Pâté- a mixture of meat or seafood ingredients to create a spread
Potage- strong broth; a sort of liquid food prepared generally by boiling flesh of some kind.
Chef (cuisinier)-a person who cooks professionally in a professional kitchen setting
Soufflé- light fluffy dish of egg yolks and stiffly beaten egg whites mixed with e.g. cheese or fish or fruit
Foie Gras- a food product made of the liver of a duck or goose that has been specially fattened.
Fondue- dish of melted cheese or chocolate in which you dip croutons or fruit.
Escargots- a dish of cooked land snails, usually served as an appetizer.
Éclair- a long, thin pastry made with choux dough and filled with a crème.
Caramel- firm chewy candy made from caramelized sugar and butter and milk
Rôtisserie- a small broiller with a motor- driven spit, for barbecueing fowl, beef, etc.

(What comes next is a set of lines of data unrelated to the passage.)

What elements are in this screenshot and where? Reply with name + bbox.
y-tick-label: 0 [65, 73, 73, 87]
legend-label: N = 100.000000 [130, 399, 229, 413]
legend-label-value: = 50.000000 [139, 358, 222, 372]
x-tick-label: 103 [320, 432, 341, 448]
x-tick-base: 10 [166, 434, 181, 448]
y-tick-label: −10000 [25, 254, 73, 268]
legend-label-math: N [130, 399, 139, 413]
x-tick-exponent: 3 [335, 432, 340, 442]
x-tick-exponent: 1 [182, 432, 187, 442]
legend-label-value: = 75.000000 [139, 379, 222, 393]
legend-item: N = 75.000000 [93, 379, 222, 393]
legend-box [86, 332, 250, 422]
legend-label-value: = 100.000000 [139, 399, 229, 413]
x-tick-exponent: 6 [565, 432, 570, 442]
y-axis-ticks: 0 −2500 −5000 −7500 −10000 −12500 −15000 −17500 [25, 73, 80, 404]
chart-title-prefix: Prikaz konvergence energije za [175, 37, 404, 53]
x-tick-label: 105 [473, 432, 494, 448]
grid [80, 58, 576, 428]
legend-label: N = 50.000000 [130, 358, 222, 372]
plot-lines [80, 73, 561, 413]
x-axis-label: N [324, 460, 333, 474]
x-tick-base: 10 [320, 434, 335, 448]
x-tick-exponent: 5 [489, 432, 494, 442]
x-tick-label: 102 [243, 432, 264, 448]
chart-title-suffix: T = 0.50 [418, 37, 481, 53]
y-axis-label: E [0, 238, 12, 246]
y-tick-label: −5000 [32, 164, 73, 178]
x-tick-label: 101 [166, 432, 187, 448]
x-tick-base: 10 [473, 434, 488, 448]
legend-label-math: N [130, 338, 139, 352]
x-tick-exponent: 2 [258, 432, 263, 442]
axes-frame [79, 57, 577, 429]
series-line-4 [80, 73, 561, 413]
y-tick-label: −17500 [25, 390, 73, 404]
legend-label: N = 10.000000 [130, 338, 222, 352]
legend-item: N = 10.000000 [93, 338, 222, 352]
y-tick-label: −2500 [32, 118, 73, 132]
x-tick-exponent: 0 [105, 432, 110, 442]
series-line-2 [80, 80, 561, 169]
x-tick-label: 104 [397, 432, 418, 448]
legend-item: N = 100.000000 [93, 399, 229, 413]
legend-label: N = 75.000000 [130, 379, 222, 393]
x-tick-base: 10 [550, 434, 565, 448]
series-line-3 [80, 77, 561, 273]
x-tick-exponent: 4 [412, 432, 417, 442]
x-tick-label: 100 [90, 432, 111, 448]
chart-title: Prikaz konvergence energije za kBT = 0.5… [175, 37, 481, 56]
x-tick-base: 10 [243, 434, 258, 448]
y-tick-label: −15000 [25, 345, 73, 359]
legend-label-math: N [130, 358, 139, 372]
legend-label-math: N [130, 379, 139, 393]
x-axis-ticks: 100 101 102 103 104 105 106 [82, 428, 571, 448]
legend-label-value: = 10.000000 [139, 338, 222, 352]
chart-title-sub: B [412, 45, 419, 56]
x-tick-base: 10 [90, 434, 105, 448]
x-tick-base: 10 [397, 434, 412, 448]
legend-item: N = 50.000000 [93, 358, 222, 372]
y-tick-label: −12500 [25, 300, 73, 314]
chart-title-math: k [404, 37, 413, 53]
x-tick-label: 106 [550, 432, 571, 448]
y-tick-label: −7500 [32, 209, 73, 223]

Frappé- a fruit juice mixture frozen to a mush consisting of a liqueur, as crème de menthe, poured or cracked or shaved ice.
Maître d’- a dining-room attendant who is in charge of the waiters and the seating of customers
Bon Vivant- A person having cultivated, refined, and sociable tastes especially with respect to food and drink.
Cordon Bleu- 1. A skilled Chef 2. thin slices of chicken stuffed with cheese and ham and then sauteed
Apéritif-alcoholic beverage taken before a meal as an appetizer
Amuse- gueule- a small appetizer that is served before a main meal begins
Table d’ hôtes- a meal, usually of several preselected and fixed courses, in a restaurant, hotel, or the like, for which one pays a fixed price- all guests sit at a long table.
Dinette- A nook or alcove located in or near a kitchen and used for informal meals.
Canapé-a small, prepared and usually decorative food, held in the fingers and often eaten in one bite.
Crudités-traditional French appetizers comprising sliced or whole raw vegetables which are dipped in a vinaigrette or another dipping sauce.
Petits fours- a small confection generally eaten at the end of a meal (e.g. with coffee) or served as part of dessert.